Sheikh Usmani also presents a very interesting perspective on the development of Islamic finance that resembles conventional finance. The goal of building Islamic banks created the (undesirable from a Shari’ah perspective) necessity that products be Shari’ah-compliant versions of conventional products. However, this was supposed to be temporary. Sheikh Usmani writes:
“It was expected that Islamic banks would progress in time to genuine operations based on the objectives of an Islamic economic system and that they would distance themselves, even step by step, from what resembled interest-based enterprises. What is happening at the present time, however, is the opposite. Islamic financial institutions have now begun competing to present themselves with all of the same characteristics of the conventional, interest-based marketplace, and to offer new products that march backwards towards interest-based enterprises rather than away from these.”
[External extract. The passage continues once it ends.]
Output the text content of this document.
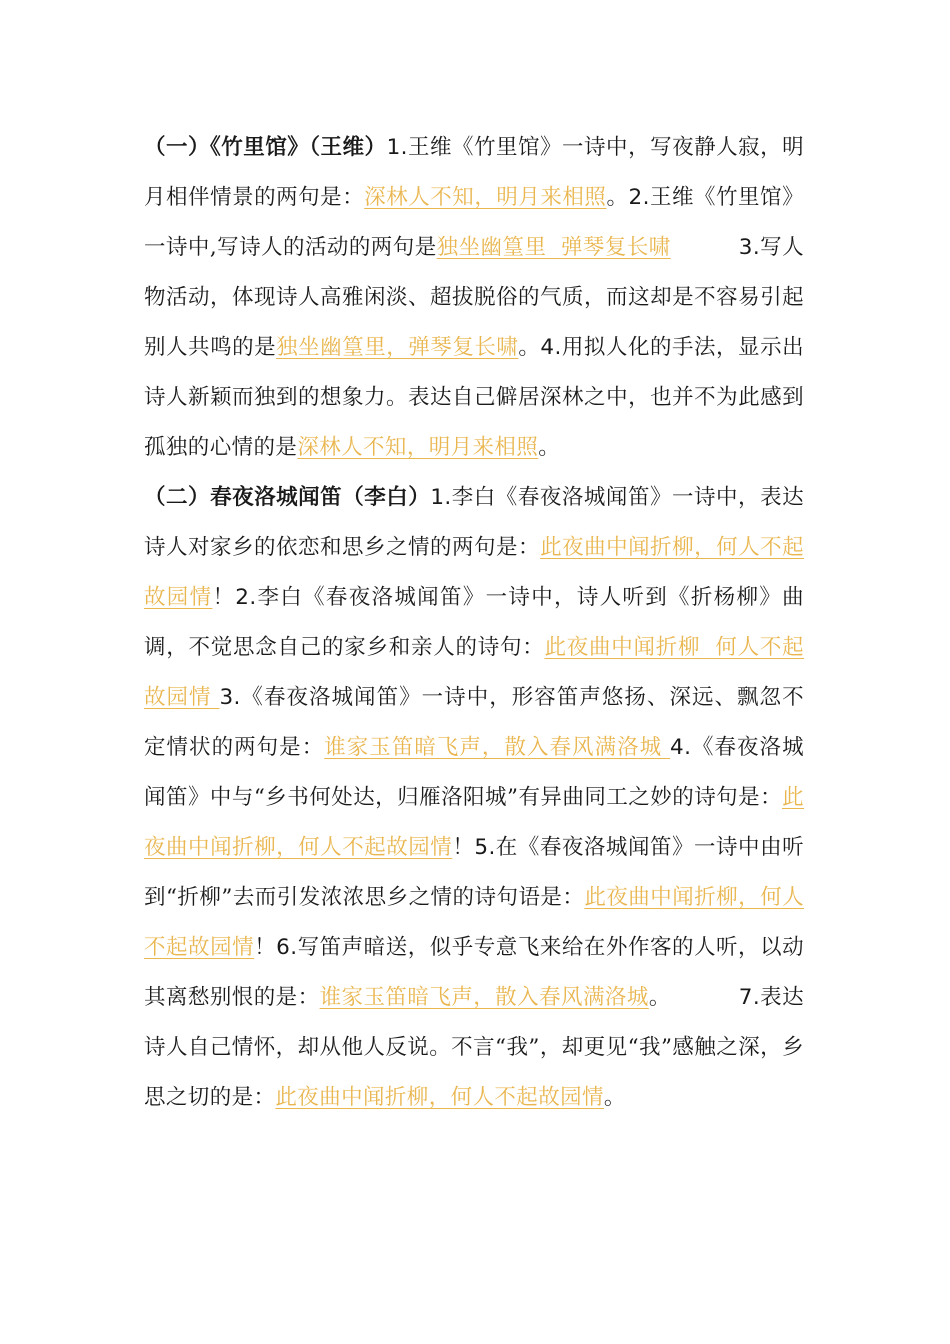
（一）《竹里馆》（王维）1.王维《竹里馆》一诗中，写夜静人寂，明月相伴情景的两句是：深林人不知，明月来相照。2.王维《竹里馆》一诗中,写诗人的活动的两句是独坐幽篁里  弹琴复长啸	3.写人物活动，体现诗人高雅闲淡、超拔脱俗的气质，而这却是不容易引起别人共鸣的是独坐幽篁里，弹琴复长啸。4.用拟人化的手法，显示出诗人新颖而独到的想象力。表达自己僻居深林之中，也并不为此感到孤独的心情的是深林人不知，明月来相照。

（二）春夜洛城闻笛（李白）1.李白《春夜洛城闻笛》一诗中，表达诗人对家乡的依恋和思乡之情的两句是：此夜曲中闻折柳，何人不起故园情！2.李白《春夜洛城闻笛》一诗中，诗人听到《折杨柳》曲调，不觉思念自己的家乡和亲人的诗句：此夜曲中闻折柳  何人不起故园情 3.《春夜洛城闻笛》一诗中，形容笛声悠扬、深远、飘忽不定情状的两句是：谁家玉笛暗飞声，散入春风满洛城 4.《春夜洛城闻笛》中与“乡书何处达，归雁洛阳城”有异曲同工之妙的诗句是：此夜曲中闻折柳，何人不起故园情！5.在《春夜洛城闻笛》一诗中由听到“折柳”去而引发浓浓思乡之情的诗句语是：此夜曲中闻折柳，何人不起故园情！6.写笛声暗送，似乎专意飞来给在外作客的人听，以动其离愁别恨的是：谁家玉笛暗飞声，散入春风满洛城。	7.表达诗人自己情怀，却从他人反说。不言“我”，却更见“我”感触之深，乡思之切的是：此夜曲中闻折柳，何人不起故园情。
The future of Islamic finance, in Sheikh Usmani’s view, is to focus on differentiating Islamic finance from conventional finance. Many involved in the industry, although not necessarily those whose livelihoods depend on fees for engineering Shari’ah-compliant versions of conventional financial products, would agree with Sheikh Usmani when he says, “It is now incumbent upon these Islamic banks and financial institutions to cooperate among themselves for the purpose of developing authentic products that are far removed from empty stratagems, free from all association with riba, and that aim to serve the higher purposes of Islamic law in the spheres of economics, development, and social justice.”